Das russische Recht zu ausländischen Investitionen in strategisch wichtige Industriebereiche erfuhr gegen Ende letzten Jahres signifikante Änderungen. Am 18. Dezember 2011 trat ein Gesetz zur Änderung des „Föderalen Gesetzes über die ausländischen Investitionen in Russland“ (Gesetz über ausländische Investitionen) und des „Föderalen Gesetzes über das Verfahren der ausländischen Investitionen in Gesellschaften mit strategischer Bedeutung für die nationale Verteidigung und Sicherheit“ (Gesetz über ausländische Investitionen in strategische Objekte) in Kraft.

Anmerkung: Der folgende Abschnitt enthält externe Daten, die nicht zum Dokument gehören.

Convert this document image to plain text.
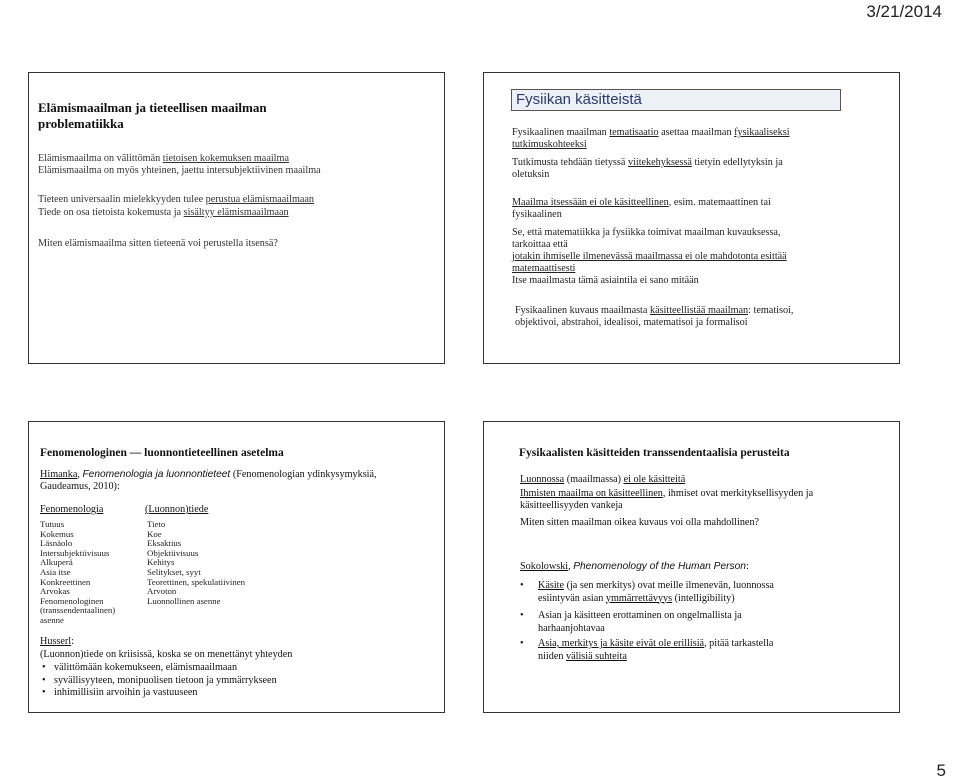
3/21/2014
Elämismaailman ja tieteellisen maailman
problematiikka
Elämismaailma on välittömän tietoisen kokemuksen maailma
Elämismaailma on myös yhteinen, jaettu intersubjektiivinen maailma
Tieteen universaalin mielekkyyden tulee perustua elämismaailmaan
Tiede on osa tietoista kokemusta ja sisältyy elämismaailmaan
Miten elämismaailma sitten tieteenä voi perustella itsensä?
Fysiikan käsitteistä
Fysikaalinen maailman tematisaatio asettaa maailman fysikaaliseksi
tutkimuskohteeksi
Tutkimusta tehdään tietyssä viitekehyksessä tietyin edellytyksin ja
oletuksin
Maailma itsessään ei ole käsitteellinen, esim. matemaattinen tai
fysikaalinen
Se, että matematiikka ja fysiikka toimivat maailman kuvauksessa,
tarkoittaa että
jotakin ihmiselle ilmenevässä maailmassa ei ole mahdotonta esittää
matemaattisesti
Itse maailmasta tämä asiaintila ei sano mitään
Fysikaalinen kuvaus maailmasta käsitteellistää maailman: tematisoi,
objektivoi, abstrahoi, idealisoi, matematisoi ja formalisoi
Fenomenologinen — luonnontieteellinen asetelma
Himanka, Fenomenologia ja luonnontieteet (Fenomenologian ydinkysymyksiä,
Gaudeamus, 2010):
Fenomenologia	(Luonnon)tiede
Tutuus
Kokemus
Läsnäolo
Intersubjektiivisuus
Alkuperä
Asia itse
Konkreettinen
Arvokas
Fenomenologinen
(transsendentaalinen)
asenne
Tieto
Koe
Eksaktius
Objektiivisuus
Kehitys
Selitykset, syyt
Teorettinen, spekulatiivinen
Arvoton
Luonnollinen asenne
Husserl:
(Luonnon)tiede on kriisissä, koska se on menettänyt yhteyden
• välittömään kokemukseen, elämismaailmaan
• syvällisyyteen, monipuolisen tietoon ja ymmärrykseen
• inhimillisiin arvoihin ja vastuuseen
Fysikaalisten käsitteiden transsendentaalisia perusteita
Luonnossa (maailmassa) ei ole käsitteitä
Ihmisten maailma on käsitteellinen, ihmiset ovat merkityksellisyyden ja
käsitteellisyyden vankeja
Miten sitten maailman oikea kuvaus voi olla mahdollinen?
Sokolowski, Phenomenology of the Human Person:
• Käsite (ja sen merkitys) ovat meille ilmenevän, luonnossa
esiintyvän asian ymmärrettävyys (intelligibility)
• Asian ja käsitteen erottaminen on ongelmallista ja
harhaanjohtavaa
• Asia, merkitys ja käsite eivät ole erillisiä, pitää tarkastella
niiden välisiä suhteita
5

Ausländische Investitionen in strategisch wichtige Unternehmen bedürfen grundsätzlich einer Genehmigung der russischen Regierungskommission. Es sind unter bestimmten Voraussetzungen Ausnahmen von der Genehmigungspflicht vorgesehen, die durch die genannte Reform ausgeweitet wurden.

Im Einzelnen wurden die Schwellenwerte für einen genehmigungsfreien Erwerb von Anteilen an strategisch wichtigen Unternehmen der Rohstoffbranche angehoben, zahlreiche Transaktionen von der Genehmigungspflicht befreit sowie neue Ausnahmetatbestände geschaffen.

Die Änderungen vereinfachen in bedeutendem Umfang ausländische Investitionen in strategisch wichtige Unternehmen zur Erforschung und Gewinnung von Rohstoffen aus Anlagen mit volkswirtschaftlicher Bedeutung. Dies bedeutet ein klares Signal der russischen Regierung, mehr ausländische Investitionen in der Rohstoffbranche zu gewinnen.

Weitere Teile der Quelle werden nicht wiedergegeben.